Благородство поражения. Трагический герой в японской истории
Шрифт:
В марте 1945 года, когда война входила в заключительную фазу, тактика и психология самоубийств потеряли свой «особенный» характер и были приняты в качестве основного метода японской обороны. [807] В соответствии с предсказанием вице-адмирала Ониси, камикадзе, ассоциировавшиеся сперва прежде всего с имперским флотом, теперь стали основой всех вооруженных сил и, по мере того, как в обычных действиях поражение следовало за поражением, почти во всех оставшихся подразделениях на Тихом океане тактика камикадзе была использована в той или иной форме. Японские военные операции приняли особо широкий самоубийственный характер после вторжения на Окинаву. Оборонительные рубежи на Октаве остались последней защитной линией перед вторжением на японские острова, и их оборона носила принципиальный характер, — стоял вопрос, останется ли Япония независимой страной. Когда наконец 1 апреля американцы начали наступление, они встретили на удивление слабое сопротивление обычных сил; вместо этого имперские войска — наземные, морские и воздушные — почти исключительно приняли самоубийственные методы, так что Окинава, последняя важная ставка Японии в войне, стала целиком и полностью ассоциироваться с камикадзе. Основной их эмблемой был герб Масасигэ — цветок хризантемы.
807
Иногути.с. 169.
Раньше имперская армия, вероятно из-за традиционного соперничества с флотом, с недоверием смотрела на организовывавшиеся там операции камикадзе, однако теперь и они поспешили взять их на вооружение. В марте были сформированы особые штурмовые группы в военно-воздушных силах и впервые использованы в обороне
808
Jean Mabire, Les Samourai, Paris, 1971, p. 369.

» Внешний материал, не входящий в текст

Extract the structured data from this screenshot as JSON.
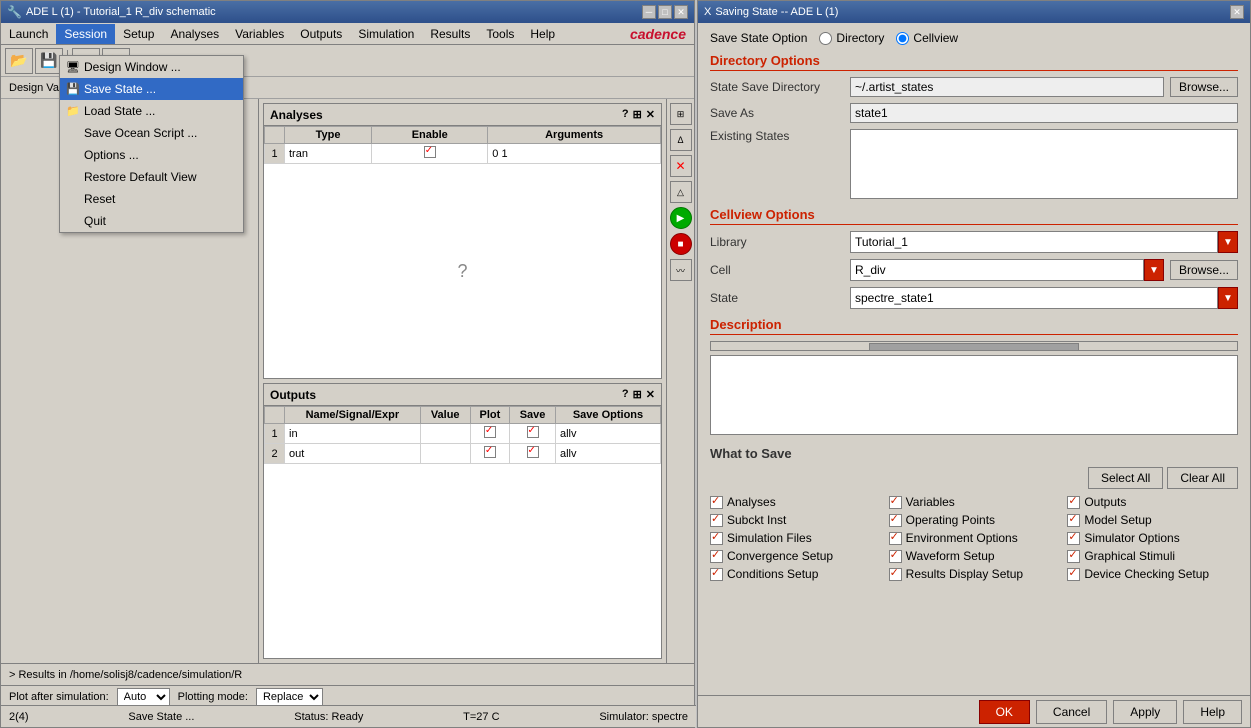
{
  "ade_window": {
    "title": "ADE L (1) - Tutorial_1 R_div schematic",
    "menubar": {
      "items": [
        "Launch",
        "Session",
        "Setup",
        "Analyses",
        "Variables",
        "Outputs",
        "Simulation",
        "Results",
        "Tools",
        "Help"
      ]
    },
    "session_menu": {
      "items": [
        {
          "label": "Design Window ...",
          "icon": "🖥"
        },
        {
          "label": "Save State ...",
          "icon": "💾",
          "highlighted": true
        },
        {
          "label": "Load State ...",
          "icon": "📁"
        },
        {
          "label": "Save Ocean Script ...",
          "icon": ""
        },
        {
          "label": "Options ...",
          "icon": ""
        },
        {
          "label": "Restore Default View",
          "icon": ""
        },
        {
          "label": "Reset",
          "icon": ""
        },
        {
          "label": "Quit",
          "icon": ""
        }
      ]
    },
    "analyses_panel": {
      "title": "Analyses",
      "columns": [
        "",
        "Type",
        "Enable",
        "Arguments"
      ],
      "rows": [
        {
          "num": "1",
          "type": "tran",
          "enable": true,
          "arguments": "0 1"
        }
      ]
    },
    "outputs_panel": {
      "title": "Outputs",
      "columns": [
        "",
        "Name/Signal/Expr",
        "Value",
        "Plot",
        "Save",
        "Save Options"
      ],
      "rows": [
        {
          "num": "1",
          "name": "in",
          "value": "",
          "plot": true,
          "save": false,
          "save_options": "allv"
        },
        {
          "num": "2",
          "name": "out",
          "value": "",
          "plot": true,
          "save": false,
          "save_options": "allv"
        }
      ]
    },
    "status_bar": {
      "text": "> Results in /home/solisj8/cadence/simulation/R",
      "plot_after_sim_label": "Plot after simulation:",
      "plot_after_sim_value": "Auto",
      "plotting_mode_label": "Plotting mode:",
      "plotting_mode_value": "Replace"
    },
    "bottom_bar": {
      "tab": "2(4)",
      "status": "Save State ...",
      "ready": "Status: Ready",
      "temp": "T=27 C",
      "simulator": "Simulator: spectre"
    }
  },
  "saving_dialog": {
    "title": "Saving State -- ADE L (1)",
    "save_state_option_label": "Save State Option",
    "radio_directory": "Directory",
    "radio_cellview": "Cellview",
    "radio_cellview_selected": true,
    "directory_options": {
      "header": "Directory Options",
      "state_save_dir_label": "State Save Directory",
      "state_save_dir_value": "~/.artist_states",
      "save_as_label": "Save As",
      "save_as_value": "state1",
      "existing_states_label": "Existing States"
    },
    "cellview_options": {
      "header": "Cellview Options",
      "library_label": "Library",
      "library_value": "Tutorial_1",
      "cell_label": "Cell",
      "cell_value": "R_div",
      "state_label": "State",
      "state_value": "spectre_state1",
      "browse_label": "Browse..."
    },
    "description": {
      "header": "Description"
    },
    "what_to_save": {
      "header": "What to Save",
      "select_all": "Select All",
      "clear_all": "Clear All",
      "items": [
        {
          "label": "Analyses",
          "checked": true
        },
        {
          "label": "Variables",
          "checked": true
        },
        {
          "label": "Outputs",
          "checked": true
        },
        {
          "label": "Subckt Inst",
          "checked": true
        },
        {
          "label": "Operating Points",
          "checked": true
        },
        {
          "label": "Model Setup",
          "checked": true
        },
        {
          "label": "Simulation Files",
          "checked": true
        },
        {
          "label": "Environment Options",
          "checked": true
        },
        {
          "label": "Simulator Options",
          "checked": true
        },
        {
          "label": "Convergence Setup",
          "checked": true
        },
        {
          "label": "Waveform Setup",
          "checked": true
        },
        {
          "label": "Graphical Stimuli",
          "checked": true
        },
        {
          "label": "Conditions Setup",
          "checked": true
        },
        {
          "label": "Results Display Setup",
          "checked": true
        },
        {
          "label": "Device Checking Setup",
          "checked": true
        }
      ]
    },
    "footer": {
      "ok": "OK",
      "cancel": "Cancel",
      "apply": "Apply",
      "help": "Help"
    }
  }
}
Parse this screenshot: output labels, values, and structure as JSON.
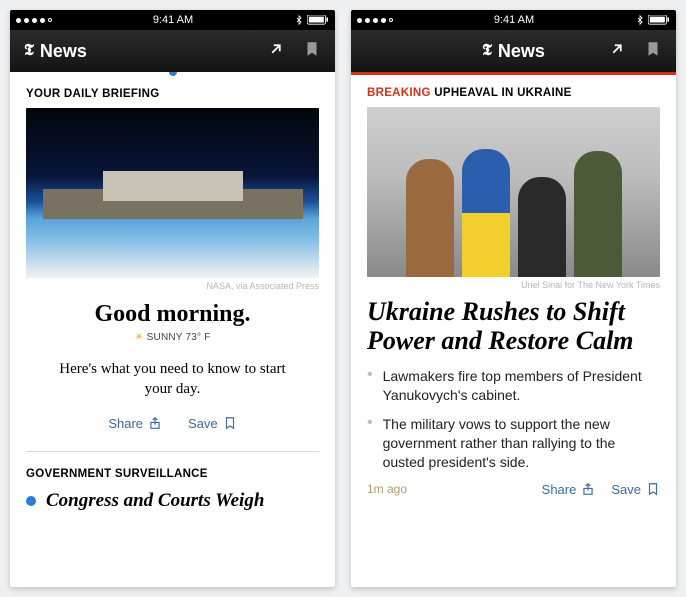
{
  "status": {
    "time": "9:41 AM"
  },
  "nav": {
    "title": "News"
  },
  "left": {
    "kicker": "YOUR DAILY BRIEFING",
    "hero_credit": "NASA, via Associated Press",
    "greeting": "Good morning.",
    "weather": "SUNNY 73° F",
    "intro": "Here's what you need to know to start your day.",
    "share": "Share",
    "save": "Save",
    "section2": "GOVERNMENT SURVEILLANCE",
    "story2": "Congress and Courts Weigh"
  },
  "right": {
    "breaking": "BREAKING",
    "breaking_rest": " UPHEAVAL IN UKRAINE",
    "hero_credit": "Uriel Sinai for The New York Times",
    "headline": "Ukraine Rushes to Shift Power and Restore Calm",
    "bullet1": "Lawmakers fire top members of President Yanukovych's cabinet.",
    "bullet2": "The military vows to support the new government rather than rallying to the ousted president's side.",
    "timeago": "1m ago",
    "share": "Share",
    "save": "Save"
  }
}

В качестве части стратегии «Кикусуй» для спасения Окинавы, в начале апреля имперский флот решил послать последние из своих боевых кораблей для атаки на ударные силы противника. В этой операции принимал участие мощнейший японский линкор «Ямато» — гордость и надежда имперского флота. Относительно самоубийственной природы этой миссии не было ни малейшего сомнения. Так, контр-адмирал Комура, капитан одного из участвовавших крейсеров, информировал свою команду, что они и другие корабли Второго Флота продвигаются к Окинаве без какого бы то ни было воздушного прикрытия и даже без достаточного количества топлива на обратный путь. «Одним словом, — закончил он, — мы принимаем участие в операции симпу (камикадзе), но, в отличие от тех, что проводятся нашими воздушными силами, у нас нет ни малейшего шанса поразить важную цель. Я позволил себе сказать адмиралу Кусака (начальнику штаба соединенного флота), что это чисто самоубийственная операция…» [809]
809
Цитируется у Millot, L'Epopee Kamikaze, pp. 295-96.

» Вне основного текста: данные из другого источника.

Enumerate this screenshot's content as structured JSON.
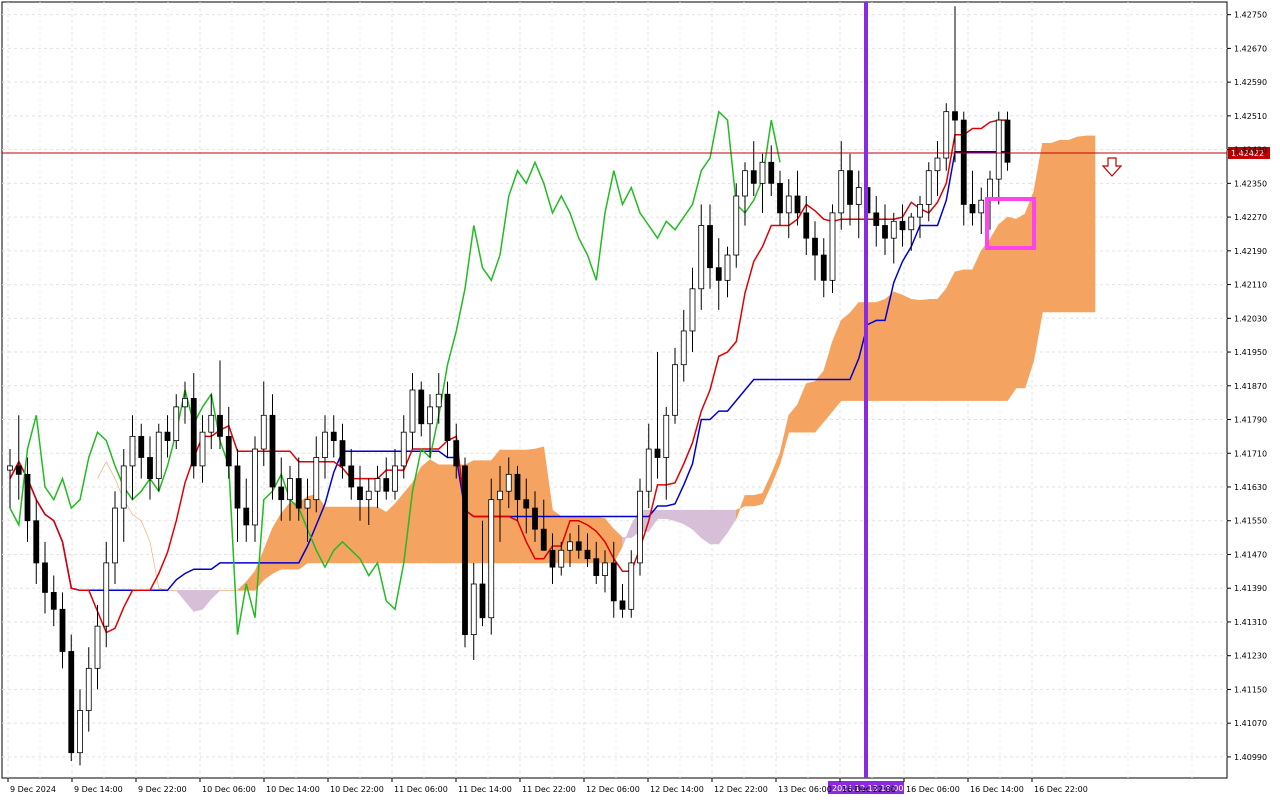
{
  "chart_data": {
    "type": "candlestick",
    "price_axis": {
      "ylim": [
        1.4094,
        1.4278
      ],
      "ticks": [
        "1.42750",
        "1.42670",
        "1.42590",
        "1.42510",
        "1.42430",
        "1.42350",
        "1.42270",
        "1.42190",
        "1.42110",
        "1.42030",
        "1.41950",
        "1.41870",
        "1.41790",
        "1.41710",
        "1.41630",
        "1.41550",
        "1.41470",
        "1.41390",
        "1.41310",
        "1.41230",
        "1.41150",
        "1.41070",
        "1.40990"
      ]
    },
    "time_axis": {
      "labels": [
        "9 Dec 2024",
        "9 Dec 14:00",
        "9 Dec 22:00",
        "10 Dec 06:00",
        "10 Dec 14:00",
        "10 Dec 22:00",
        "11 Dec 06:00",
        "11 Dec 14:00",
        "11 Dec 22:00",
        "12 Dec 06:00",
        "12 Dec 14:00",
        "12 Dec 22:00",
        "13 Dec 06:00",
        "16 Dec 22:00",
        "16 Dec 06:00",
        "16 Dec 14:00",
        "16 Dec 22:00"
      ],
      "cursor_label": "2024.12.13 18:00"
    },
    "current_price": {
      "value": 1.42422,
      "label": "1.42422"
    },
    "grid": true,
    "colors": {
      "tenkan": "#e00000",
      "kijun": "#0000d0",
      "chikou": "#22bb22",
      "cloud_bull": "#f4a460",
      "cloud_bear": "#d8bfd8",
      "cursor": "#8a2be2",
      "price_line": "#c00000",
      "highlight": "#ff44ee",
      "bull_candle": "#ffffff",
      "bear_candle": "#000000"
    },
    "candles": [
      [
        1.4167,
        1.4172,
        1.4158,
        1.4168
      ],
      [
        1.4168,
        1.418,
        1.416,
        1.4166
      ],
      [
        1.4166,
        1.417,
        1.415,
        1.4155
      ],
      [
        1.4155,
        1.416,
        1.414,
        1.4145
      ],
      [
        1.4145,
        1.415,
        1.4133,
        1.4138
      ],
      [
        1.4138,
        1.4142,
        1.413,
        1.4134
      ],
      [
        1.4134,
        1.4138,
        1.412,
        1.4124
      ],
      [
        1.4124,
        1.4128,
        1.4098,
        1.41
      ],
      [
        1.41,
        1.4115,
        1.4097,
        1.411
      ],
      [
        1.411,
        1.4125,
        1.4105,
        1.412
      ],
      [
        1.412,
        1.4135,
        1.4115,
        1.413
      ],
      [
        1.413,
        1.415,
        1.4125,
        1.4145
      ],
      [
        1.4145,
        1.4162,
        1.414,
        1.4158
      ],
      [
        1.4158,
        1.4172,
        1.415,
        1.4168
      ],
      [
        1.4168,
        1.418,
        1.416,
        1.4175
      ],
      [
        1.4175,
        1.4178,
        1.4165,
        1.417
      ],
      [
        1.417,
        1.4175,
        1.416,
        1.4165
      ],
      [
        1.4165,
        1.4178,
        1.4162,
        1.4176
      ],
      [
        1.4176,
        1.418,
        1.417,
        1.4174
      ],
      [
        1.4174,
        1.4185,
        1.4172,
        1.4182
      ],
      [
        1.4182,
        1.4188,
        1.4178,
        1.4184
      ],
      [
        1.4184,
        1.419,
        1.4165,
        1.4168
      ],
      [
        1.4168,
        1.418,
        1.4164,
        1.4176
      ],
      [
        1.4176,
        1.4185,
        1.4172,
        1.418
      ],
      [
        1.418,
        1.4193,
        1.4172,
        1.4175
      ],
      [
        1.4175,
        1.4182,
        1.4165,
        1.4168
      ],
      [
        1.4168,
        1.4172,
        1.415,
        1.4158
      ],
      [
        1.4158,
        1.4165,
        1.415,
        1.4154
      ],
      [
        1.4154,
        1.4175,
        1.415,
        1.4172
      ],
      [
        1.4172,
        1.4188,
        1.4168,
        1.418
      ],
      [
        1.418,
        1.4185,
        1.416,
        1.4163
      ],
      [
        1.4163,
        1.417,
        1.4155,
        1.416
      ],
      [
        1.416,
        1.4168,
        1.4155,
        1.4165
      ],
      [
        1.4165,
        1.417,
        1.4155,
        1.4158
      ],
      [
        1.4158,
        1.4165,
        1.415,
        1.416
      ],
      [
        1.416,
        1.4175,
        1.4157,
        1.417
      ],
      [
        1.417,
        1.418,
        1.4165,
        1.4176
      ],
      [
        1.4176,
        1.418,
        1.417,
        1.4174
      ],
      [
        1.4174,
        1.4178,
        1.4165,
        1.4168
      ],
      [
        1.4168,
        1.4172,
        1.416,
        1.4163
      ],
      [
        1.4163,
        1.4168,
        1.4155,
        1.416
      ],
      [
        1.416,
        1.4165,
        1.4154,
        1.4162
      ],
      [
        1.4162,
        1.4168,
        1.4158,
        1.4165
      ],
      [
        1.4165,
        1.417,
        1.416,
        1.4162
      ],
      [
        1.4162,
        1.4172,
        1.416,
        1.4168
      ],
      [
        1.4168,
        1.418,
        1.4165,
        1.4176
      ],
      [
        1.4176,
        1.419,
        1.4172,
        1.4186
      ],
      [
        1.4186,
        1.4188,
        1.4175,
        1.4178
      ],
      [
        1.4178,
        1.4185,
        1.417,
        1.4182
      ],
      [
        1.4182,
        1.419,
        1.4178,
        1.4185
      ],
      [
        1.4185,
        1.4188,
        1.417,
        1.4174
      ],
      [
        1.4174,
        1.4178,
        1.4165,
        1.4168
      ],
      [
        1.4168,
        1.417,
        1.4125,
        1.4128
      ],
      [
        1.4128,
        1.4145,
        1.4122,
        1.414
      ],
      [
        1.414,
        1.4155,
        1.413,
        1.4132
      ],
      [
        1.4132,
        1.4165,
        1.4128,
        1.416
      ],
      [
        1.416,
        1.4168,
        1.415,
        1.4162
      ],
      [
        1.4162,
        1.417,
        1.4158,
        1.4166
      ],
      [
        1.4166,
        1.4168,
        1.4155,
        1.416
      ],
      [
        1.416,
        1.4165,
        1.4152,
        1.4158
      ],
      [
        1.4158,
        1.4162,
        1.415,
        1.4153
      ],
      [
        1.4153,
        1.416,
        1.4148,
        1.4148
      ],
      [
        1.4148,
        1.4152,
        1.414,
        1.4144
      ],
      [
        1.4144,
        1.415,
        1.4142,
        1.4148
      ],
      [
        1.4148,
        1.4152,
        1.4144,
        1.415
      ],
      [
        1.415,
        1.4154,
        1.4146,
        1.4148
      ],
      [
        1.4148,
        1.4152,
        1.4144,
        1.4146
      ],
      [
        1.4146,
        1.415,
        1.414,
        1.4142
      ],
      [
        1.4142,
        1.4148,
        1.4138,
        1.4145
      ],
      [
        1.4145,
        1.415,
        1.4132,
        1.4136
      ],
      [
        1.4136,
        1.414,
        1.4132,
        1.4134
      ],
      [
        1.4134,
        1.4148,
        1.4132,
        1.4145
      ],
      [
        1.4145,
        1.4165,
        1.4142,
        1.4162
      ],
      [
        1.4162,
        1.4178,
        1.4158,
        1.4172
      ],
      [
        1.4172,
        1.4195,
        1.4165,
        1.417
      ],
      [
        1.417,
        1.4182,
        1.416,
        1.418
      ],
      [
        1.418,
        1.4196,
        1.4178,
        1.4192
      ],
      [
        1.4192,
        1.4205,
        1.4188,
        1.42
      ],
      [
        1.42,
        1.4215,
        1.4195,
        1.421
      ],
      [
        1.421,
        1.423,
        1.4205,
        1.4225
      ],
      [
        1.4225,
        1.423,
        1.421,
        1.4215
      ],
      [
        1.4215,
        1.4222,
        1.4205,
        1.4212
      ],
      [
        1.4212,
        1.422,
        1.4208,
        1.4218
      ],
      [
        1.4218,
        1.4235,
        1.4215,
        1.4232
      ],
      [
        1.4232,
        1.424,
        1.4225,
        1.4238
      ],
      [
        1.4238,
        1.4245,
        1.4232,
        1.4235
      ],
      [
        1.4235,
        1.4242,
        1.4228,
        1.424
      ],
      [
        1.424,
        1.4244,
        1.4232,
        1.4235
      ],
      [
        1.4235,
        1.4238,
        1.4225,
        1.4228
      ],
      [
        1.4228,
        1.4236,
        1.4222,
        1.4232
      ],
      [
        1.4232,
        1.4238,
        1.4225,
        1.4228
      ],
      [
        1.4228,
        1.4232,
        1.4218,
        1.4222
      ],
      [
        1.4222,
        1.4226,
        1.4212,
        1.4218
      ],
      [
        1.4218,
        1.4222,
        1.4208,
        1.4212
      ],
      [
        1.4212,
        1.423,
        1.4209,
        1.4228
      ],
      [
        1.4228,
        1.4245,
        1.4224,
        1.4238
      ],
      [
        1.4238,
        1.4242,
        1.4225,
        1.423
      ],
      [
        1.423,
        1.4238,
        1.4222,
        1.4234
      ],
      [
        1.4234,
        1.4238,
        1.4225,
        1.4228
      ],
      [
        1.4228,
        1.4232,
        1.422,
        1.4225
      ],
      [
        1.4225,
        1.423,
        1.4218,
        1.4222
      ],
      [
        1.4222,
        1.4228,
        1.4216,
        1.4226
      ],
      [
        1.4226,
        1.423,
        1.422,
        1.4224
      ],
      [
        1.4224,
        1.4228,
        1.4219,
        1.4227
      ],
      [
        1.4227,
        1.4232,
        1.4222,
        1.423
      ],
      [
        1.423,
        1.424,
        1.4226,
        1.4238
      ],
      [
        1.4238,
        1.4245,
        1.4232,
        1.4241
      ],
      [
        1.4241,
        1.4254,
        1.4238,
        1.4252
      ],
      [
        1.4252,
        1.4277,
        1.424,
        1.425
      ],
      [
        1.425,
        1.4252,
        1.4225,
        1.423
      ],
      [
        1.423,
        1.4238,
        1.4225,
        1.4228
      ],
      [
        1.4228,
        1.4234,
        1.4223,
        1.4231
      ],
      [
        1.4231,
        1.4238,
        1.4224,
        1.4236
      ],
      [
        1.4236,
        1.4252,
        1.423,
        1.425
      ],
      [
        1.425,
        1.4252,
        1.4238,
        1.424
      ]
    ]
  }
}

Закончилась она полным уничтожением. Каждый более менее значительный корабль был потоплен, включая «Ямато», пошедший на дно со своим капитаном, адмиралом Ито и почти всей командой. В этом самом быстром сражении при Бономисаки, в котором в сущности были уничтожены последние остатки имперского флота, американцы потеряли всего двенадцать человек. Последнее выступление имперского флота было не только самоубийственным (как предсказал контр-адмирал Комура), но, с любой практической точки зрения, совершенно бесполезным. [810]
810
Millot, L'Epopee Kamikaze, pp. 311-12, далеко заходит в своих предположениях о том, что имперское военно-морское командование с самого начала знало о грядущей неудаче предпринимаемой атаки и, в сущности, планировало провал. Если таковая интерпретация верна, этот последний выход имперского флота может служить совершенным примером благородства поражения.

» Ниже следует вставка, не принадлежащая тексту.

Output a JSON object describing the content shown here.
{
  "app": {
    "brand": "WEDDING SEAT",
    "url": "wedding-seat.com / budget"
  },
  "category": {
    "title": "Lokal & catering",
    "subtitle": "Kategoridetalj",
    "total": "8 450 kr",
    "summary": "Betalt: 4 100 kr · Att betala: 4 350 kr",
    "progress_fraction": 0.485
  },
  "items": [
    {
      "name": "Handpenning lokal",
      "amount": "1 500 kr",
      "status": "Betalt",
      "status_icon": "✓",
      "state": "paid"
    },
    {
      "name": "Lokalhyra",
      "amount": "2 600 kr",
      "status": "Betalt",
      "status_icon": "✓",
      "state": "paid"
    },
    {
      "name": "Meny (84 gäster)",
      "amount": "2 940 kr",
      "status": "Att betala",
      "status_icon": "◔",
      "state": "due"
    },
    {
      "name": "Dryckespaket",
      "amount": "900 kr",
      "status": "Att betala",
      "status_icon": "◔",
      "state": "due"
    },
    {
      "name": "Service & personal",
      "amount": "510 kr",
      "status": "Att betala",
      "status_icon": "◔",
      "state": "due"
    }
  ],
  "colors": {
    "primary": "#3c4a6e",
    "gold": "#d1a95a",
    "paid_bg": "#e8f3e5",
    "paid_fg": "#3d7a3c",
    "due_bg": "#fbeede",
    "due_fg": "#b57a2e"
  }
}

До самого окончания войны пилоты — морские и армейские, продолжали самоубийственные атаки на американские бомбардировщики. Первые разрушительные воздушные налеты на Токио и другие густонаселенные центры, начавшиеся с конца ноября 1944 года после падения Сайпана, придали японским авиаторам новую решимость. Когда гигантские В-29, теперь уже совершенно неуязвимые для обычных способов перехвата, беспрепятственно проплывали к своим целям — городам, маленькие японские самолеты пытались сбить их с помощью тарана, удара винтом и других импровизированных тактик, однако чрезвычайно редко им удавалось задержать, не говоря уже о том, чтобы уничтожить атакующих. Больше надежд подавали комбинированные атаки камикадзе с Кюсю, как часть борьбы за Окинаву, которой были отданы все силы. Первая массированная атака такого рода имела место 6 апреля при участии нескольких сот самолетов-самоубийц как морских, так и армейских, [811] а в последовавшие недели Верховное Командование отдало приказ о дальнейших обширных атаках «Кикусуй». По мере того, как истощались запасы летательных аппаратов и топлива, масштаб операций камикадзе пришлось сократить, однако сами самоубийственные атаки, которые во время смертной агонии Японии стали для страны основным проявлением воли к сопротивлению, никогда не прекращались. Напротив, с увеличением количества операций камикадзе прекратились все активные военный действия на тихоокеанском театре.
811
Атака 6 апреля (Кикусуй, № 1) с базы Каноя на Кюсю была предпринята следующими силами:
Флот
80 самолетов камикадзе различных типов
8 самолетов-носителей с Оока
145 других атакующих самолетов
116 истребителей сопровождения и самолетов-наблюдателей
23 патрульных самолета
Армия
133 самолета различных типов, в основном — камикадзе.
Из самолетов-камикадзе, участвовавших в сражении, 162-м не удалось вернуться. Millot, L'Epopee Kamikaze, p. 287.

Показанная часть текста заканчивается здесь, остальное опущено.